Interviste

Una Costituzione per l’Europa? “Abbiamo rinunciato a un forte sentimento di condivisione dei valori”. Parla il professor Sandro Guerrieri dell’Università Sapienza di Roma

costituzione europea

La crisi del 2008 ha provocato delle conseguenze non solo sul piano finanziario, ma anche sul piano identitario e della cittadinanza dell’Unione europea. L’idea di una Costituzione europea è stato uno dei progetti più ambiziosi che l’Unione ha tentato di portare avanti, soprattutto sotto la guida dell’allora presidente della Convenzione di Laeken, Valery Giscard D’Estaing, e dai due vicepresidenti, Giuliano Amato e Jean-Luc Dehaene. Oggi affrontiamo in particolare il dibattito attorno al tema di un’Europa più politica (se n’è parlato molto nel corso dell’ultima Conferenza The State of The Union a Firenze) e l’idea di una Costituzione rimane ancora un’ideale. Ne abbiamo parlato col professore Sandro Guerrieri, docente di Storia delle Istituzioni politiche italiane ed europee presso l’Università Sapienza di Roma, per spiegarci le ragioni di questo progetto tanto criticato e le cause del suo fallimento.

Professor Guerrieri, di recente il dibattito sull’unione politica dell’Ue si è intensificato, soprattutto in considerazione della riforma dell’Eurozona su cui si comincerà a ragionare dal prossimo mese. Ciononostante, l’idea di una Costituzione per l’Europa è spesso scoraggiata. Secondo lei quali sono state le ragioni che hanno portato ad introdurre, nel decennio scorso, un processo che doveva condurre ad una Costituzione europea?

Il processo di costruzione di una Costituzione europea nasce sulla base di una pluralità di fattori. Il primo è quello dell’ampliamento dell’Unione che si è registrato per una prima parte nei primi anni Novanta con il passaggio da 12 a 15 Paesi e all’inizio del decennio successivo, si è presentato in forma molto più ampia con l’ingresso dei Paesi dell’Europa centro-orientale. Per evitare che l’allargamento si traducesse in una sorta di diluizione delle istituzioni europee, così come erano state concepite a 6, si è pensato di rafforzare la coesione istituzionale. Il secondo fattore è stata la necessità di costruire una dimensione politica più ampia e forte che facesse da contraltare al rafforzamento dell’integrazione economico-monetaria che si era avuta con il Trattato di Maastricht.
In terzo luogo si è cercato di fornire all’opinione pubblica una più efficace base di riconoscimento valoriale e simbolico tenuto conto che, a partire dall’inizio degli anni ’90, si stava attenuando nei confronti delle istituzioni il cosiddetto ‘consenso permissivo’ (atteggiamento favorevole; ndr). Con la nascita di una dimensione delle istituzioni più incidente nella vita dei cittadini sono anche nati sentimenti di opposizione e di critica. E per venire incontro alle preoccupazioni dei cittadini, per mostrare che l’Unione europea non fosse solo un’integrazione economica basata sul libero mercato, ma avesse anche una dimensione identitaria, si è avviato un processo che doveva condurre ad una Costituzione.

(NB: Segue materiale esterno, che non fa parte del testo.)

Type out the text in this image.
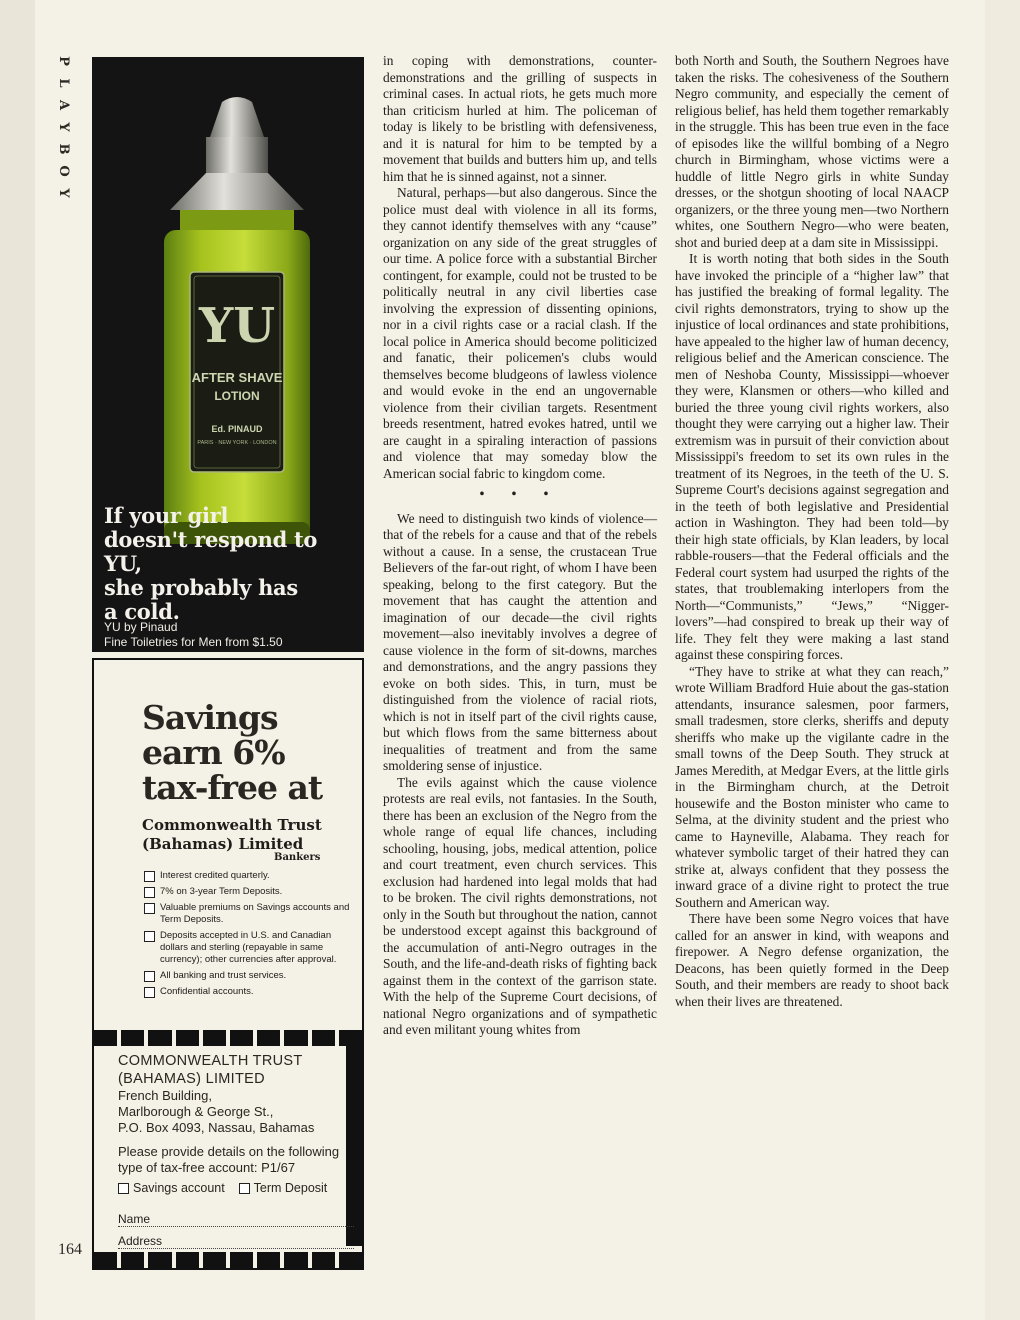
P
L
A
Y
B
O
Y
YU
AFTER SHAVE
LOTION
Ed. PINAUD
PARIS · NEW YORK · LONDON
If your girl
doesn't respond to YU,
she probably has
a cold.
YU by Pinaud
Fine Toiletries for Men from $1.50
Savings
earn 6%
tax-free at
Commonwealth Trust
(Bahamas) Limited
Bankers
Interest credited quarterly.
7% on 3-year Term Deposits.
Valuable premiums on Savings accounts and Term Deposits.
Deposits accepted in U.S. and Canadian dollars and sterling (repayable in same currency); other currencies after approval.
All banking and trust services.
Confidential accounts.
COMMONWEALTH TRUST
(BAHAMAS) LIMITED
French Building,
Marlborough & George St.,
P.O. Box 4093, Nassau, Bahamas
Please provide details on the following type of tax-free account: P1/67
Savings account Term Deposit
Name
Address
164

in coping with demonstrations, counter-demonstrations and the grilling of suspects in criminal cases. In actual riots, he gets much more than criticism hurled at him. The policeman of today is likely to be bristling with defensiveness, and it is natural for him to be tempted by a movement that builds and butters him up, and tells him that he is sinned against, not a sinner.

Natural, perhaps—but also dangerous. Since the police must deal with violence in all its forms, they cannot identify themselves with any “cause” organization on any side of the great struggles of our time. A police force with a substantial Bircher contingent, for example, could not be trusted to be politically neutral in any civil liberties case involving the expression of dissenting opinions, nor in a civil rights case or a racial clash. If the local police in America should become politicized and fanatic, their policemen's clubs would themselves become bludgeons of lawless violence and would evoke in the end an ungovernable violence from their civilian targets. Resentment breeds resentment, hatred evokes hatred, until we are caught in a spiraling interaction of passions and violence that may someday blow the American social fabric to kingdom come.

• • •

We need to distinguish two kinds of violence—that of the rebels for a cause and that of the rebels without a cause. In a sense, the crustacean True Believers of the far-out right, of whom I have been speaking, belong to the first category. But the movement that has caught the attention and imagination of our decade—the civil rights movement—also inevitably involves a degree of cause violence in the form of sit-downs, marches and demonstrations, and the angry passions they evoke on both sides. This, in turn, must be distinguished from the violence of racial riots, which is not in itself part of the civil rights cause, but which flows from the same bitterness about inequalities of treatment and from the same smoldering sense of injustice.

The evils against which the cause violence protests are real evils, not fantasies. In the South, there has been an exclusion of the Negro from the whole range of equal life chances, including schooling, housing, jobs, medical attention, police and court treatment, even church services. This exclusion had hardened into legal molds that had to be broken. The civil rights demonstrations, not only in the South but throughout the nation, cannot be understood except against this background of the accumulation of anti-Negro outrages in the South, and the life-and-death risks of fighting back against them in the context of the garrison state. With the help of the Supreme Court decisions, of national Negro organizations and of sympathetic and even militant young whites from

both North and South, the Southern Negroes have taken the risks. The cohesiveness of the Southern Negro community, and especially the cement of religious belief, has held them together remarkably in the struggle. This has been true even in the face of episodes like the willful bombing of a Negro church in Birmingham, whose victims were a huddle of little Negro girls in white Sunday dresses, or the shotgun shooting of local NAACP organizers, or the three young men—two Northern whites, one Southern Negro—who were beaten, shot and buried deep at a dam site in Mississippi.

It is worth noting that both sides in the South have invoked the principle of a “higher law” that has justified the breaking of formal legality. The civil rights demonstrators, trying to show up the injustice of local ordinances and state prohibitions, have appealed to the higher law of human decency, religious belief and the American conscience. The men of Neshoba County, Mississippi—whoever they were, Klansmen or others—who killed and buried the three young civil rights workers, also thought they were carrying out a higher law. Their extremism was in pursuit of their conviction about Mississippi's freedom to set its own rules in the treatment of its Negroes, in the teeth of the U. S. Supreme Court's decisions against segregation and in the teeth of both legislative and Presidential action in Washington. They had been told—by their high state officials, by Klan leaders, by local rabble-rousers—that the Federal officials and the Federal court system had usurped the rights of the states, that troublemaking interlopers from the North—“Communists,” “Jews,” “Nigger-lovers”—had conspired to break up their way of life. They felt they were making a last stand against these conspiring forces.

“They have to strike at what they can reach,” wrote William Bradford Huie about the gas-station attendants, insurance salesmen, poor farmers, small tradesmen, store clerks, sheriffs and deputy sheriffs who make up the vigilante cadre in the small towns of the Deep South. They struck at James Meredith, at Medgar Evers, at the little girls in the Birmingham church, at the Detroit housewife and the Boston minister who came to Selma, at the divinity student and the priest who came to Hayneville, Alabama. They reach for whatever symbolic target of their hatred they can strike at, always confident that they possess the inward grace of a divine right to protect the true Southern and American way.

There have been some Negro voices that have called for an answer in kind, with weapons and firepower. A Negro defense organization, the Deacons, has been quietly formed in the Deep South, and their members are ready to shoot back when their lives are threatened.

Come fu accolta l’iniziativa dagli allora Stati membri?

La Convenzione europea sul futuro dell’Europa (organo creato dal Consiglio europeo di Laeken; ndr) per la formazione di un progetto costituente lavora dal 28 febbraio 2002 al luglio 2003 e mette a punto un progetto di Trattato che adotta una Costituzione per l’Europa. Una volta approvato il progetto da una successiva Conferenza intergovernativa si doveva passare al processo di ratifica da parte degli Stati. Molti Paesi adottarono la via parlamentare di ratifica, ma alcuni decisero di seguire la via referendaria. Ogni Paese, non essendoci una normativa comunitaria a riguardo, ha la facoltà di gestirla a livello nazionale e in modo autonomo.
Questo ha portato ad un intreccio di elementi nazionali ed europei nei dibattiti referendari, impedendo la focalizzazione del discorso su scala europea, e mostrando, quindi, che la posta in gioco fosse solamente il rapporto del singolo paese con la Costituzione stessa.

Come mai, secondo lei, il progetto di una Costituzione per l’Europa non è andato a buon fine?

Di questi referendum, due sono andati a buon fine, in Spagna e in Lussemburgo e due si sono risolti in un disastro, cioè in Francia e in Olanda. Tra le varie cause si può individuare soprattutto per la Francia un timore relativo ad un impatto negativo sul piano sociale dell’integrazione europea. E un altro elemento è che in un contesto come quello della globalizzazione, l’Unione europea venisse vista come una sorta di cavallo di troia in grado di consentire alla globalizzazione di penetrare ancora più profondamente nella società dei diversi Paesi. Mentre su un piano identitario, si potrebbe dire che agli occhi di cittadini critici, il progetto di costituzione avesse un contenuto al tempo stesso troppo forte e troppo debole: troppo forte per questa sua dimensione simbolica e troppo debole perché a questa prospettiva non si offriva un tessuto in cui i cittadini potessero riconoscersi fino in fondo.

E quindi, soprattutto oggi, ci trasciniamo i vuoti e i risentimenti di un progetto morto sul nascere..

Abbiamo rinunciato ad introdurre con la Costituzione questo più forte sentimento di condivisione dei valori dell’Europa. Questa mancanza la si è sperimentata in termini negativi con la crisi economica scoppiata nel 2008. E l’assenza di un tessuto di vera condivisione ha fatto sì che le scelte fossero poi dettate spesso da posizioni e interessi nazionali e che nell’opinione pubblica non ci fosse nessuna sorta di solidarietà condivisa, ma anzi sorgessero sentimenti di ostilità reciproca.